We all need to wake up and realize the big picture. Every little bit helps, although you
might not see a direct or an immediate effect, steps need to be taken. Governments need to get back to
the morals of "for the people" and stop giving in to the control of corporation only tending to their
benefits and their impact in the economy. We as the people and as consumers need to realize that our
consumption of these products only influence corporations to extract more and more raw materials
enable to provide more product. All of these problems have been created internally, they have been
created by the people and there is no reason that we as people can't take serious steps to create
solutions to put an end to these problems.
10 Things You Can Do to Save the Ocean
1. Mind Your Carbon Footprint and Reduce Energy Consumption
Reduce the effects of climate change on the ocean by leaving the car at home
when you can and being conscious of your energy use at home and work. A
few things you can do to get started today: Switch to compact fluorescent
light bulbs, take the stairs, and bundle up or use a fan to avoid oversetting your thermostat.

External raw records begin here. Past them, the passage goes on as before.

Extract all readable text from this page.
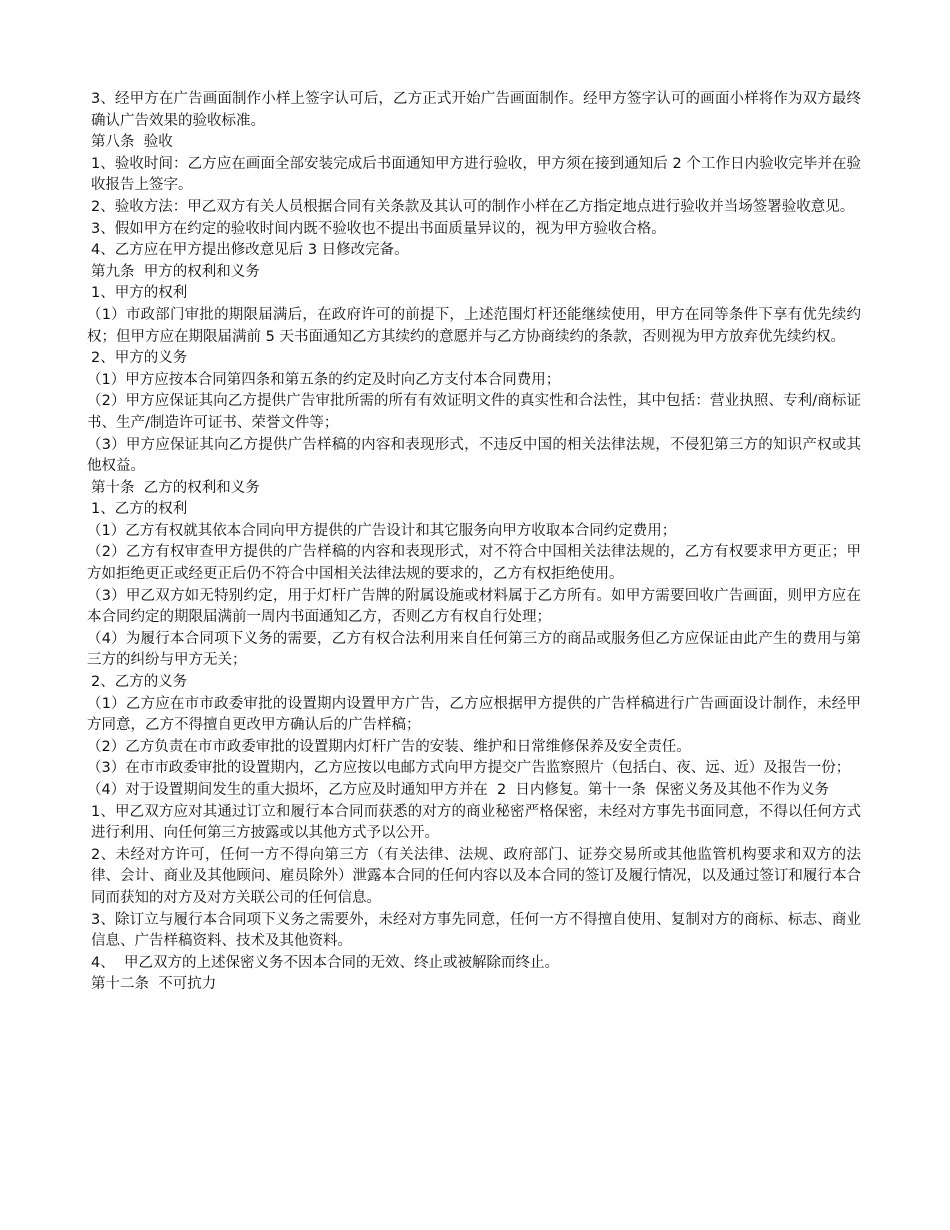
3、经甲方在广告画面制作小样上签字认可后，乙方正式开始广告画面制作。经甲方签字认可的画面小样将作为双方最终确认广告效果的验收标准。

第八条  验收

1、验收时间：乙方应在画面全部安装完成后书面通知甲方进行验收，甲方须在接到通知后 2 个工作日内验收完毕并在验收报告上签字。

2、验收方法：甲乙双方有关人员根据合同有关条款及其认可的制作小样在乙方指定地点进行验收并当场签署验收意见。

3、假如甲方在约定的验收时间内既不验收也不提出书面质量异议的，视为甲方验收合格。

4、乙方应在甲方提出修改意见后 3 日修改完备。

第九条  甲方的权利和义务

1、甲方的权利

（1）市政部门审批的期限届满后，在政府许可的前提下，上述范围灯杆还能继续使用，甲方在同等条件下享有优先续约权；但甲方应在期限届满前 5 天书面通知乙方其续约的意愿并与乙方协商续约的条款，否则视为甲方放弃优先续约权。

2、甲方的义务

（1）甲方应按本合同第四条和第五条的约定及时向乙方支付本合同费用；

（2）甲方应保证其向乙方提供广告审批所需的所有有效证明文件的真实性和合法性，其中包括：营业执照、专利/商标证书、生产/制造许可证书、荣誉文件等；

（3）甲方应保证其向乙方提供广告样稿的内容和表现形式，不违反中国的相关法律法规，不侵犯第三方的知识产权或其他权益。

第十条  乙方的权利和义务

1、乙方的权利

（1）乙方有权就其依本合同向甲方提供的广告设计和其它服务向甲方收取本合同约定费用；

（2）乙方有权审查甲方提供的广告样稿的内容和表现形式，对不符合中国相关法律法规的，乙方有权要求甲方更正；甲方如拒绝更正或经更正后仍不符合中国相关法律法规的要求的，乙方有权拒绝使用。

（3）甲乙双方如无特别约定，用于灯杆广告牌的附属设施或材料属于乙方所有。如甲方需要回收广告画面，则甲方应在本合同约定的期限届满前一周内书面通知乙方，否则乙方有权自行处理；

（4）为履行本合同项下义务的需要，乙方有权合法利用来自任何第三方的商品或服务但乙方应保证由此产生的费用与第三方的纠纷与甲方无关；

2、乙方的义务

（1）乙方应在市市政委审批的设置期内设置甲方广告，乙方应根据甲方提供的广告样稿进行广告画面设计制作，未经甲方同意，乙方不得擅自更改甲方确认后的广告样稿；

（2）乙方负责在市市政委审批的设置期内灯杆广告的安装、维护和日常维修保养及安全责任。

（3）在市市政委审批的设置期内，乙方应按以电邮方式向甲方提交广告监察照片（包括白、夜、远、近）及报告一份；

（4）对于设置期间发生的重大损坏，乙方应及时通知甲方并在  2  日内修复。第十一条  保密义务及其他不作为义务

1、甲乙双方应对其通过订立和履行本合同而获悉的对方的商业秘密严格保密，未经对方事先书面同意，不得以任何方式进行利用、向任何第三方披露或以其他方式予以公开。

2、未经对方许可，任何一方不得向第三方（有关法律、法规、政府部门、证券交易所或其他监管机构要求和双方的法律、会计、商业及其他顾问、雇员除外）泄露本合同的任何内容以及本合同的签订及履行情况，以及通过签订和履行本合同而获知的对方及对方关联公司的任何信息。

3、除订立与履行本合同项下义务之需要外，未经对方事先同意，任何一方不得擅自使用、复制对方的商标、标志、商业信息、广告样稿资料、技术及其他资料。

4、  甲乙双方的上述保密义务不因本合同的无效、终止或被解除而终止。

第十二条  不可抗力
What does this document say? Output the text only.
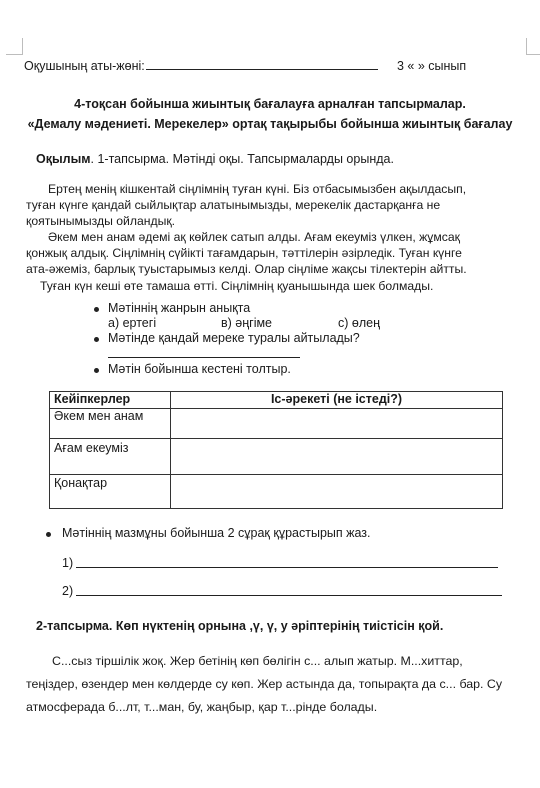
Оқушының аты-жөні:	3 « » сынып
4-тоқсан бойынша жиынтық бағалауға арналған тапсырмалар.
«Демалу мәдениеті. Мерекелер» ортақ тақырыбы бойынша жиынтық бағалау
Оқылым. 1-тапсырма. Мәтінді оқы. Тапсырмаларды орында.
Ертең менің кішкентай сіңлімнің туған күні. Біз отбасымызбен ақылдасып,
туған күнге қандай сыйлықтар алатынымызды, мерекелік дастарқанға не
қоятынымызды ойландық.
Әкем мен анам әдемі ақ көйлек сатып алды. Ағам екеуміз үлкен, жұмсақ
қонжық алдық. Сіңлімнің сүйікті тағамдарын, тәттілерін әзірледік. Туған күнге
ата-әжеміз, барлық туыстарымыз келді. Олар сіңліме жақсы тілектерін айтты.
Туған күн кеші өте тамаша өтті. Сіңлімнің қуанышында шек болмады.
Мәтіннің жанрын анықта
а) ертегі	в) әңгіме	с) өлең
Мәтінде қандай мереке туралы айтылады?
Мәтін бойынша кестені толтыр.
Кейіпкерлер	Іс-әрекеті (не істеді?)
Әкем мен анам	
Ағам екеуміз	
Қонақтар	
Мәтіннің мазмұны бойынша 2 сұрақ құрастырып жаз.
1)
2)
2-тапсырма. Көп нүктенің орнына ,ү, ү, у әріптерінің тиістісін қой.
С...сыз тіршілік жоқ. Жер бетінің көп бөлігін с... алып жатыр. М...хиттар,
теңіздер, өзендер мен көлдерде су көп. Жер астында да, топырақта да с... бар. Су
атмосферада б...лт, т...ман, бу, жаңбыр, қар т...рінде болады.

2. Make Safe, Sustainable Seafood Choices
Global fish populations are rapidly being depleted due to demand, loss of habitat, and unsustainable fishing
practices. When shopping or dining out, help reduce the demand for overexploited species by choosing seafood that
is both healthful and sustainable.
3. Use Fewer Plastic Products
Plastics that end up as ocean debris contribute to habitat destruction and entangle and kill tens of thousands of
marine animals each year. To limit your impact, carry a reusable water bottle, store food in nondisposable
containers, bring your own cloth tote or other reusable bag when shopping, and recycle whenever possible.
4. Help Take Care of the Beach
Whether you enjoy diving, surfing, or relaxing on the beach, always clean up after yourself. Explore and appreciate
the ocean without interfering with wildlife or removing rocks and coral. Go even further by encouraging others to
respect the marine environment or by participating in local beach cleanups.
5. Don't Purchase Items That Exploit Marine Life
Certain products contribute to the harming of fragile coral reefs and marine populations. Avoid purchasing items
such as coral jewelry, tortoiseshell hair accessories (made from hawksbill turtles), and shark products.
6. Be an Ocean-Friendly Pet Owner
Read pet food labels and consider seafood sustainability when choosing a diet for your pet. Never flush cat litter,
which can contain pathogens harmful to marine life. Avoid stocking your aquarium with wild-caught saltwater fish,
and never release any aquarium fish into the ocean or other bodies of water, a practice that can introduce non-native
species harmful to the existing ecosystem.
7. Support Organizations Working to Protect the Ocean
Many institutes and organizations are fighting to protect ocean habitats and marine wildlife. Find a national
organization and consider giving financial support or volunteering for hands-on work or advocacy. If you live near
the coast, join up with a local branch or group and get involved in projects close to home.
8. Influence Change in Your Community
Research the ocean policies of public officials before you vote or contact your local representatives to let them know
you support marine conservation projects. Consider patronizing restaurants and grocery stores that offer only
sustainable seafood, and speak up about your concerns if you spot a threatened species on the menu or at the seafood
9. Travel the Ocean Responsibly
Practice responsible boating, kayaking, and other recreational activities on the water. Never throw anything
overboard, and be aware of marine life in the waters around you. If you’re set on taking a cruise for your next
vacation, do some research to find the most eco-friendly option.
10. Educate Yourself About Oceans and Marine Life
All life on Earth is connected to the ocean and its inhabitants. The more you learn about the issues facing this vital
system, the more you’ll want to help ensure its health—then share that knowledge to educate and inspire others.